Quoi qu’il en soit, chacun a sa petite idée sur ceux qui pourraient être les auteurs, mais surtout les commanditaires d’une telle ignominie… mais il est clair que les intérêts qu’ils représentent soient si importants et qu’ils soient si bien connectés que personne ne s’aventurera à les identifier nommément. Comme pour toute affaire de ce type, à l’image des affaires de saisies de drogue, communiquées par les Casernes centrales à grand renfort de publicité au moment de la saisie, ce sont les menus fretins, les éventuels exécutants, qui sont tout de suite épinglés, presque jamais les parrains. Plus inquiétant, c’est qu’une grande partie de ces enquêtes concernant la drogue n’aboutit pas nécessairement à des condamnations. En sera-t-il de même pour l’enquête sur le sabotage de la piste du Champ de Mars ? Il est plus que probable, mais souhaitons, pour le bien-être des courses, que cette affaire soit élucidée et que les soupçons qui pèsent sur certaines personnes ou groupuscules soient clairement écartés.

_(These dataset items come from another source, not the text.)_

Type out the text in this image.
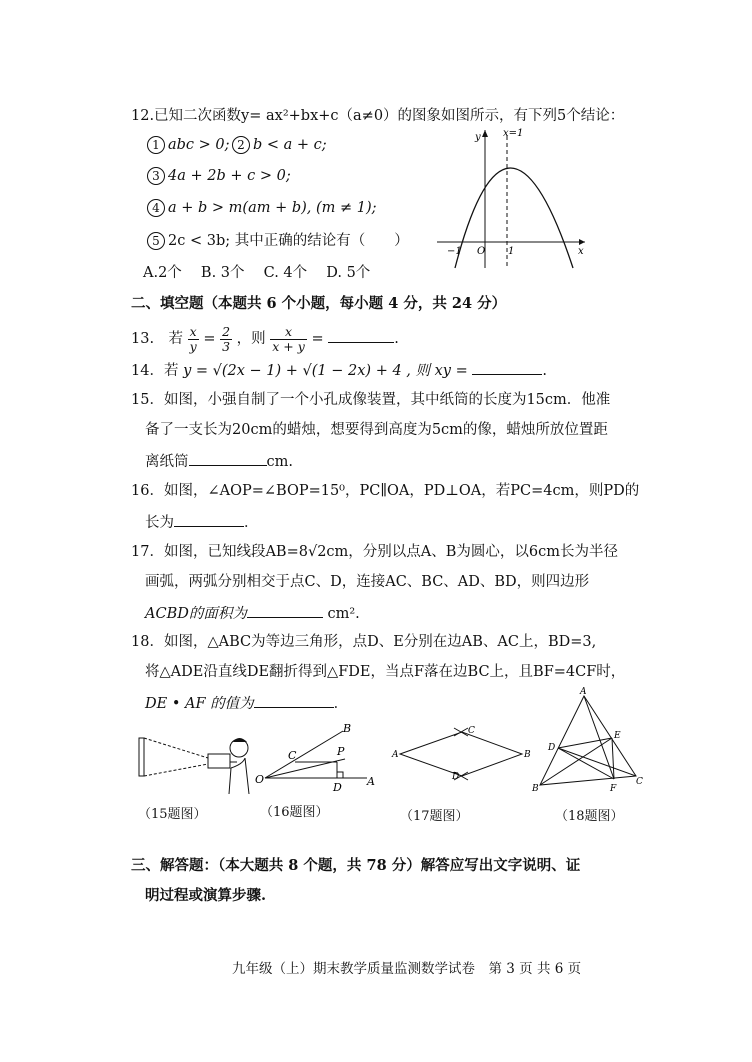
12.已知二次函数y= ax²+bx+c（a≠0）的图象如图所示，有下列5个结论：
1 abc > 0; 2 b < a + c;
3 4a + 2b + c > 0;
4 a + b > m(am + b), (m ≠ 1);
5 2c < 3b; 其中正确的结论有（　　）
A.2个　 B. 3个　 C. 4个　 D. 5个
x=1
y
x
O
−1	1
二、填空题（本题共 6 个小题，每小题 4 分，共 24 分）
13.　若 $\frac{x}{y} = \frac{2}{3}$ ，则 $\frac{x}{x + y}$ =	.
14．若 y = √(2x − 1) + √(1 − 2x) + 4 , 则 xy =	.
15．如图，小强自制了一个小孔成像装置，其中纸筒的长度为15cm．他准
备了一支长为20cm的蜡烛，想要得到高度为5cm的像，蜡烛所放位置距
离纸筒	cm.
16．如图，∠AOP=∠BOP=15⁰，PC∥OA，PD⊥OA，若PC=4cm，则PD的
长为	．
17．如图，已知线段AB=8√2cm，分别以点A、B为圆心，以6cm长为半径
画弧，两弧分别相交于点C、D，连接AC、BC、AD、BD，则四边形
ACBD的面积为	cm².
18．如图，△ABC为等边三角形，点D、E分别在边AB、AC上，BD=3,
将△ADE沿直线DE翻折得到△FDE，当点F落在边BC上，且BF=4CF时，
DE • AF 的值为	．
B
C	P
O
D A
A	B
C
D
A
B
C
D
E
F
（15题图）	（16题图）	（17题图）	（18题图）
三、解答题：（本大题共 8 个题，共 78 分）解答应写出文字说明、证
明过程或演算步骤.
九年级（上）期末教学质量监测数学试卷　第 3 页 共 6 页
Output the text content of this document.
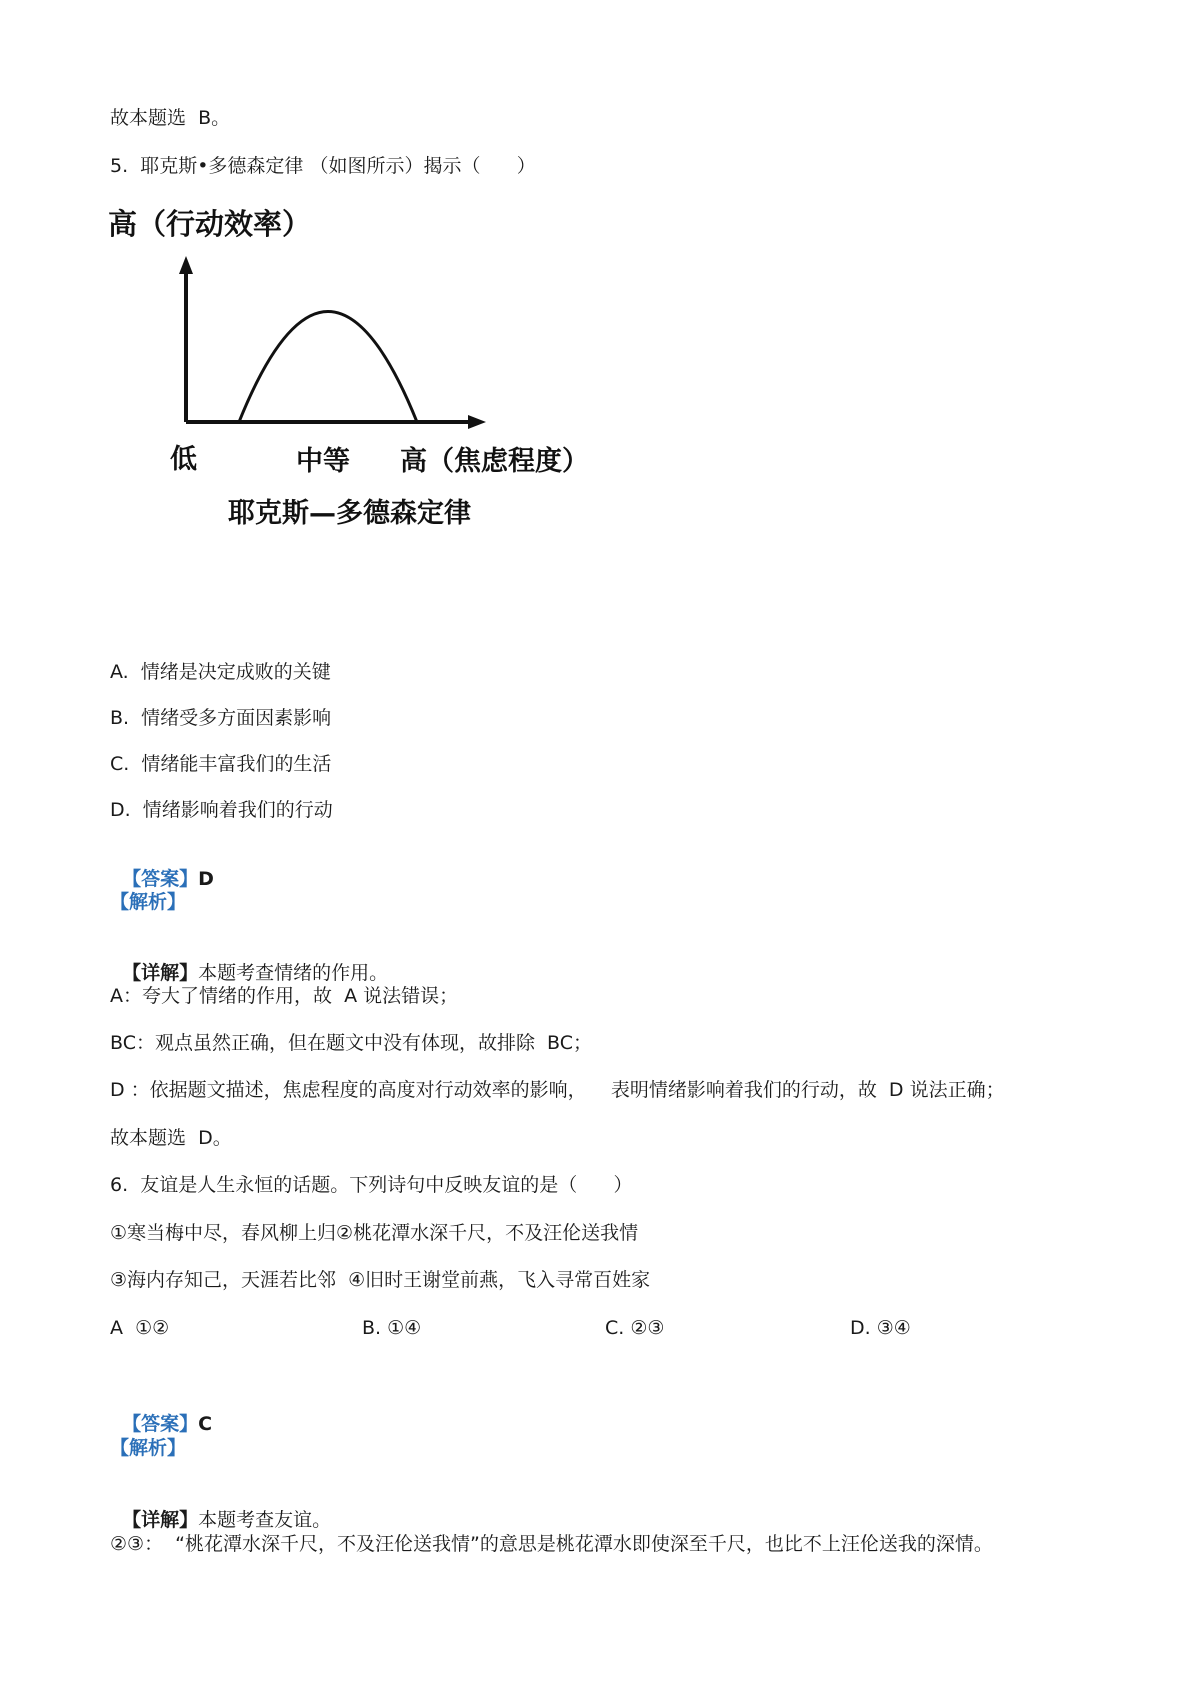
故本题选  B。
5.  耶克斯•多德森定律 （如图所示）揭示（      ）
高（行动效率）
低	中等 高（焦虑程度）
耶克斯—多德森定律
A.  情绪是决定成败的关键
B.  情绪受多方面因素影响
C.  情绪能丰富我们的生活
D.  情绪影响着我们的行动

【答案】D

【解析】

【详解】本题考查情绪的作用。

A：夸大了情绪的作用，故  A 说法错误；
BC：观点虽然正确，但在题文中没有体现，故排除  BC；
D ：依据题文描述，焦虑程度的高度对行动效率的影响，    表明情绪影响着我们的行动，故  D 说法正确；
故本题选  D。
6.  友谊是人生永恒的话题。下列诗句中反映友谊的是（      ）
①寒当梅中尽，春风柳上归②桃花潭水深千尺，不及汪伦送我情
③海内存知己，天涯若比邻  ④旧时王谢堂前燕，飞入寻常百姓家
A  ①②	B. ①④	C. ②③	D. ③④

【答案】C

【解析】

【详解】本题考查友谊。

②③：  “桃花潭水深千尺，不及汪伦送我情”的意思是桃花潭水即使深至千尺，也比不上汪伦送我的深情。
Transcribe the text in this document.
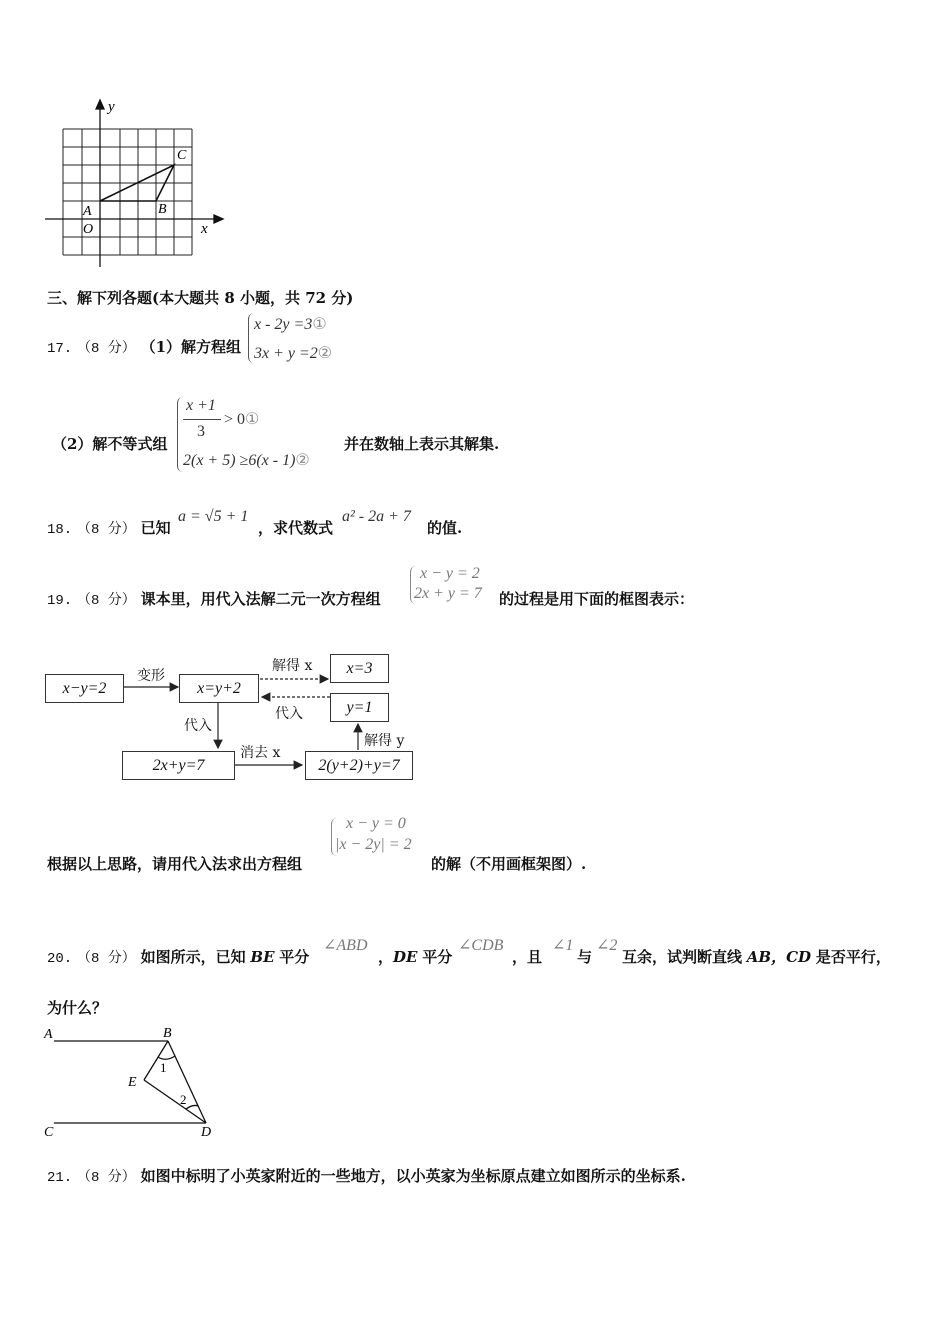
y
x
O
A	B
C
三、解下列各题(本大题共 8 小题，共 72 分)
17. （8 分） （1）解方程组
x - 2y =3①
3x + y =2②
（2）解不等式组
x +1
3
> 0①
2(x + 5) ≥6(x - 1)②
并在数轴上表示其解集.
18. （8 分） 已知
a = √5 + 1
，求代数式
a² - 2a + 7
的值.
19. （8 分） 课本里，用代入法解二元一次方程组
x − y = 2
2x + y = 7 的过程是用下面的框图表示：
x−y=2	x=y+2
x=3
y=1
2x+y=7	2(y+2)+y=7
变形
解得 x
代入
代入
消去 x
解得 y
根据以上思路，请用代入法求出方程组
x − y = 0
|x − 2y| = 2
的解（不用画框架图）.
20. （8 分） 如图所示，已知 BE 平分
∠ABD
，DE 平分
∠CDB
，且
∠1
与
∠2
互余，试判断直线 AB，CD 是否平行，
为什么？
A	B
C	D
E
1
2
21. （8 分） 如图中标明了小英家附近的一些地方，以小英家为坐标原点建立如图所示的坐标系.
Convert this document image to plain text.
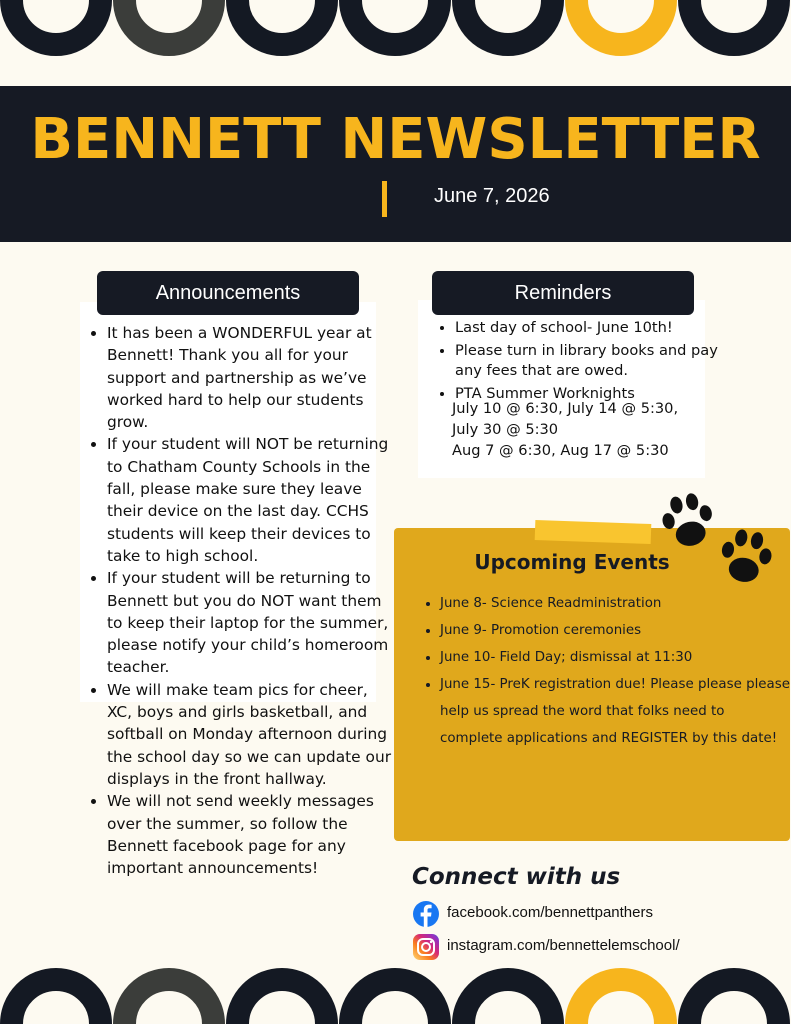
BENNETT NEWSLETTER
June 7, 2026
Announcements
• It has been a WONDERFUL year at Bennett! Thank you all for your support and partnership as we’ve worked hard to help our students grow.
• If your student will NOT be returning to Chatham County Schools in the fall, please make sure they leave their device on the last day. CCHS students will keep their devices to take to high school.
• If your student will be returning to Bennett but you do NOT want them to keep their laptop for the summer, please notify your child’s homeroom teacher.
• We will make team pics for cheer, XC, boys and girls basketball, and softball on Monday afternoon during the school day so we can update our displays in the front hallway.
• We will not send weekly messages over the summer, so follow the Bennett facebook page for any important announcements!
Reminders
• Last day of school- June 10th!
• Please turn in library books and pay any fees that are owed.
• PTA Summer Worknights
July 10 @ 6:30, July 14 @ 5:30,
July 30 @ 5:30
Aug 7 @ 6:30, Aug 17 @ 5:30
Upcoming Events
• June 8- Science Readministration
• June 9- Promotion ceremonies
• June 10- Field Day; dismissal at 11:30
• June 15- PreK registration due! Please please please help us spread the word that folks need to complete applications and REGISTER by this date!
Connect with us
facebook.com/bennettpanthers
instagram.com/bennettelemschool/
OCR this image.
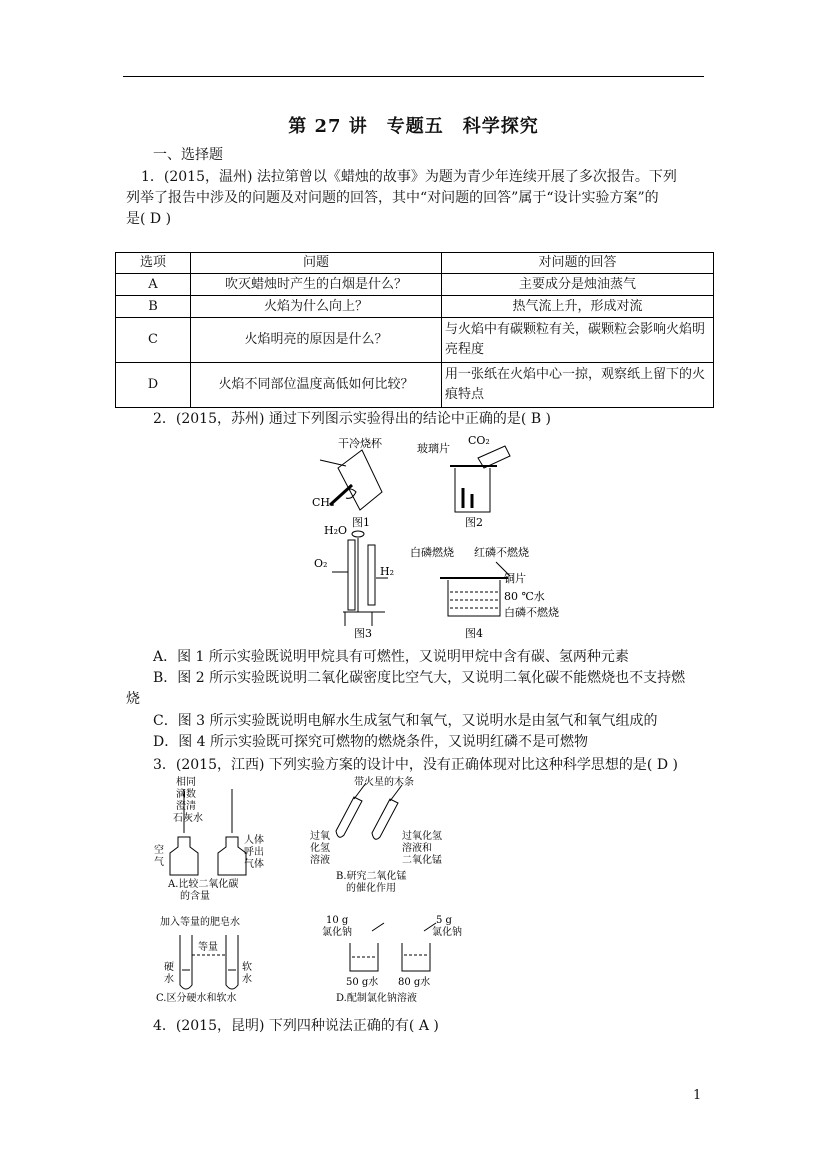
第 27 讲　专题五　科学探究
一、选择题
1．(2015，温州) 法拉第曾以《蜡烛的故事》为题为青少年连续开展了多次报告。下列
列举了报告中涉及的问题及对问题的回答，其中“对问题的回答”属于“设计实验方案”的
是( D )
选项	问题	对问题的回答
A	吹灭蜡烛时产生的白烟是什么？	主要成分是烛油蒸气
B	火焰为什么向上？	热气流上升，形成对流
C	火焰明亮的原因是什么？	与火焰中有碳颗粒有关，碳颗粒会影响火焰明亮程度
D	火焰不同部位温度高低如何比较？	用一张纸在火焰中心一掠，观察纸上留下的火痕特点
2．(2015，苏州) 通过下列图示实验得出的结论中正确的是( B )
干冷烧杯
CH₄
图1
玻璃片
CO₂
图2
H₂O
O₂
H₂
图3
白磷燃烧 红磷不燃烧
铜片
80 ℃水
白磷不燃烧
图4
A．图 1 所示实验既说明甲烷具有可燃性，又说明甲烷中含有碳、氢两种元素
B．图 2 所示实验既说明二氧化碳密度比空气大，又说明二氧化碳不能燃烧也不支持燃
烧
C．图 3 所示实验既说明电解水生成氢气和氧气，又说明水是由氢气和氧气组成的
D．图 4 所示实验既可探究可燃物的燃烧条件，又说明红磷不是可燃物
3．(2015，江西) 下列实验方案的设计中，没有正确体现对比这种科学思想的是( D )
相同
滴数
澄清
石灰水
空
气
人体
呼出
气体
A.比较二氧化碳
的含量
带火星的木条
过氧
化氢
溶液
过氧化氢
溶液和
二氧化锰
B.研究二氧化锰
的催化作用
加入等量的肥皂水
等量
硬
水
软
水
C.区分硬水和软水
10 g
氯化钠
5 g
氯化钠
50 g水 80 g水
D.配制氯化钠溶液
4．(2015，昆明) 下列四种说法正确的有( A )
1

Le Premier ministre aura peut-être l’occasion enfin, avec la réouverture de l’Assemblée nationale, en tant aussi que ministre de l’Intérieur, de parler sur cette sordide affaire. Au cas probable où cette question ne pourrait lui être posée au Prime Minister’s Question Time à cause du tirage au sort, on s’attend qu’enfin il fasse au moins un statement sur une affaire qui a choqué la population dans son ensemble. Son silence et les difficultés de l’enquête policière tendent à pointer du doigt des coupables désignés. Pour lever tout soupçon sur ceux-là, il appartient au premier des policiers de nous rassurer sur les réelles motivations derrière cet acte ignoble qui visait aussi à impeach le Maiden, un patrimoine national que des âmes malades veulent rayer de la carte des courses mauriciennes.
Les courses qui poursuivent leur petit bonhomme de chemin avec des difficultés de plus en plus grandes de remplir les programmes par les deux organisateurs, mais bien plus pour le MTC, qui demeure la victime expiatoire d’un boycott sournois qui ne se déclare pas mais se manifeste de certains entraînements qui ont les mains liées. Cette situation n’est pas de nature à créer de l’enthousiasme chez les parieurs, ce qui, par conséquent, pénalise les organisateurs de paris qui voient leur chiffre d’affaires stagner, si ce n’est reculer. Cette situation va peser sur le renouvellement des effectifs, surtout en termes de qualité, pour les prochaines saisons. Mais il n’y a pas que le nombre qui porte préjudice à l’industrie hippique actuellement, c’est aussi le déroulement des courses qui pose question. Il y a chaque semaine de véritables parodies de courses, pour ne pas dire de fixed-race, et il n’y a qu’à prendre connaissance des sanctions, mais aussi de leur sévérité, infligées par les commissaires de courses aux jockeys pour en prendre la véritable mesure. Si le comité d’appel de la GRA, qui est sorti de sa très longue hibernation, avait fonctionné normalement depuis le début de la saison, nous serions aussi dans une situation de pénurie de jockeys.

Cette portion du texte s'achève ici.